In part, it's because I thought the question was asked and answered back at the beginning. One reason I blog because the concept came up on some library listservs I'm on, and I felt I had to experiment with the technology to say anything about it.
So what have I learned? The first is an old library school lesson: first separate medium from content, then explore how they relate. On the software level, a blogging platform is nothing but a simple content management system - a very low barrier to entry way of publishing content to the Web. On the content level, like any other medium, there's good stuff and bad stuff, neither invalidates the other, there's no arguing taste, and Sturgeon's Law applies.
This makes the question, for librarians, whether that tool does what you want it to. If you have information to publish in a reverse-chronological format, then yes, your library could use a blog for that. If you think you need a blog because everybody's got one, or that you don't because they're only for crazy theories about the Men In Black, go back and reread that last paragraph. We fought this battle back in the mid '90s about whether libraries needed web pages at all; we don't have to re-fight it.

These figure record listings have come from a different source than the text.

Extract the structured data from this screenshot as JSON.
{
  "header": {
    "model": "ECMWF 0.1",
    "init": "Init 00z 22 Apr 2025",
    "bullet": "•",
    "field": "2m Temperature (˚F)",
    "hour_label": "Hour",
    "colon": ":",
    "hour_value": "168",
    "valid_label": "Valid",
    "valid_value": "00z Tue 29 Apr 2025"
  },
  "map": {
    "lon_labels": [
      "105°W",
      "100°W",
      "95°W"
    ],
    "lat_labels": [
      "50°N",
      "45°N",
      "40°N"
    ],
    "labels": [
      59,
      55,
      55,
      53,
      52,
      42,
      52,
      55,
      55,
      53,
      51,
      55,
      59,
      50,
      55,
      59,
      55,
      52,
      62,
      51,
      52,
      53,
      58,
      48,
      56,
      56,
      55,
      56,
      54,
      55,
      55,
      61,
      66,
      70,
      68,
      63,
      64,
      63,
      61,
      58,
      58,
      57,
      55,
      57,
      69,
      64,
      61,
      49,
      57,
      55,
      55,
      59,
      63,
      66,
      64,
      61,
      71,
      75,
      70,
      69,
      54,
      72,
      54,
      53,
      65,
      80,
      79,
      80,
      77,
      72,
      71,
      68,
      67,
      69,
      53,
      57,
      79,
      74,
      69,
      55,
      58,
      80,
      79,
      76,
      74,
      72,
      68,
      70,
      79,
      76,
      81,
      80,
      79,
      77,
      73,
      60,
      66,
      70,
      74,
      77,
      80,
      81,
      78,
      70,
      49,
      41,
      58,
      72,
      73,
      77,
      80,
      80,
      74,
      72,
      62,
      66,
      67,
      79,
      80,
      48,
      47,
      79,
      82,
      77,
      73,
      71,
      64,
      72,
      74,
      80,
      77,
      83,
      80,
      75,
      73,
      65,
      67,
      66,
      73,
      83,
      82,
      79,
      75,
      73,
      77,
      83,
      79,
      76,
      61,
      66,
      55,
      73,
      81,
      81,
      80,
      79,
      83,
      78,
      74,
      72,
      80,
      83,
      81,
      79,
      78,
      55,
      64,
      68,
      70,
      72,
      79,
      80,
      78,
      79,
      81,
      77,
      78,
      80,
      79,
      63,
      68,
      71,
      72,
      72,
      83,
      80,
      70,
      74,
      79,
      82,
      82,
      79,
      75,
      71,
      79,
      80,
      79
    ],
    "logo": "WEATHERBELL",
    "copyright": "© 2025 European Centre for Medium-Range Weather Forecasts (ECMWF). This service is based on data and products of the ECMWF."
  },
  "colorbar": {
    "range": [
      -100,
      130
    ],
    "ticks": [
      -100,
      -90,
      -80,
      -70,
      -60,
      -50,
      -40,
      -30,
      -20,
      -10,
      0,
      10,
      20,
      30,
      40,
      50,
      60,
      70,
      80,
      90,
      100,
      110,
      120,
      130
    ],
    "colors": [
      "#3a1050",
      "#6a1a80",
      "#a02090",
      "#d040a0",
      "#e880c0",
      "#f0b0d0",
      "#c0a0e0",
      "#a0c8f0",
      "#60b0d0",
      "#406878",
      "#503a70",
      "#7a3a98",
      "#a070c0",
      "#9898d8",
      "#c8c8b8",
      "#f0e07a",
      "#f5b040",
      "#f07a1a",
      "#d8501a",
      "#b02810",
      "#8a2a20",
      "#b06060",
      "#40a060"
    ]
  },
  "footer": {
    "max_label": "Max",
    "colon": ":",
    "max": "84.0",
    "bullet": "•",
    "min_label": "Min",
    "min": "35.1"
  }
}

I've also learned that I outgrew Blogger pretty quickly. I've considered working on another platform, but I lack the energy to run two blogs, or move all the content from this one. Blogger needs two things to be competitive, IMO.
To encourage discussion, Blogger needs threaded comments and better identity management. LiveJournal seems to be eating everybody else's lunch in this space, and I can't for the life of me understand why. This not new; we learned it with Usenet newsreaders. You can't have strong discussions (i.e. strong communities) with a purely chronological discussion thread.
My interests are also wide-ranging enough that I really want more categorization options, a la Typepad. I should be able to separate out the multiple different areas I write about, and you should be able to easily see only the ones which interest you. If Blogger wants to shed its "cute pictures of my minivan" reputation, this would be a good way to do it.
Oh - and I need some kind of way to format my tangents differently. But that's probably a CSS trick as much as a system feature, so I could learn it mydamnself.
The other reason I started this blog was because my friend Reg asked why I wasn't writing a novel. I repeated this story to my friend CJ, thinking he'd join me in laughing off the idea. He said it was a good question.
All my life I've thought about writing. I've talked about writing. I've told stories very well, and I've had interesting discussions. But what I haven't done is written, actually put words on the page and open them up to other people. Hip Deep finally gives me a place to do that. I don't work as much with technical elements like voice and tone as I want to, to really hone the craft. But at least writing in TextEdit and posting to Blogger gives me a little time to work, and the knowledge that there are people out there, reading and responding, gives me a reason to work on the next one.
And is it working? I don't know. I'm not convinced that my writing is much better than it was when I started. The blogosphere is pretty kind about critiquing your thought instead of your technique. On the other hand, I have a pretty large portfolio of my own writing to review, and I can identify some of my aggravating habits and work on them.
The novel is definitely not coming. Characters don't seem to come to me. I suppose I could work on plots and descriptions and see if the characters appear. These editorials, however, practically write themselves. This is what I can see myself writing... a slice of life, commentary and criticism, reviews, an occasional joke.
At the end of the day, I write in order to write. We are the story-telling animal. We're the only ones who talk about who was here before us and what happens when we're gone. That is why I blog: to tell these stories. To make sure someone does. Because they're mine.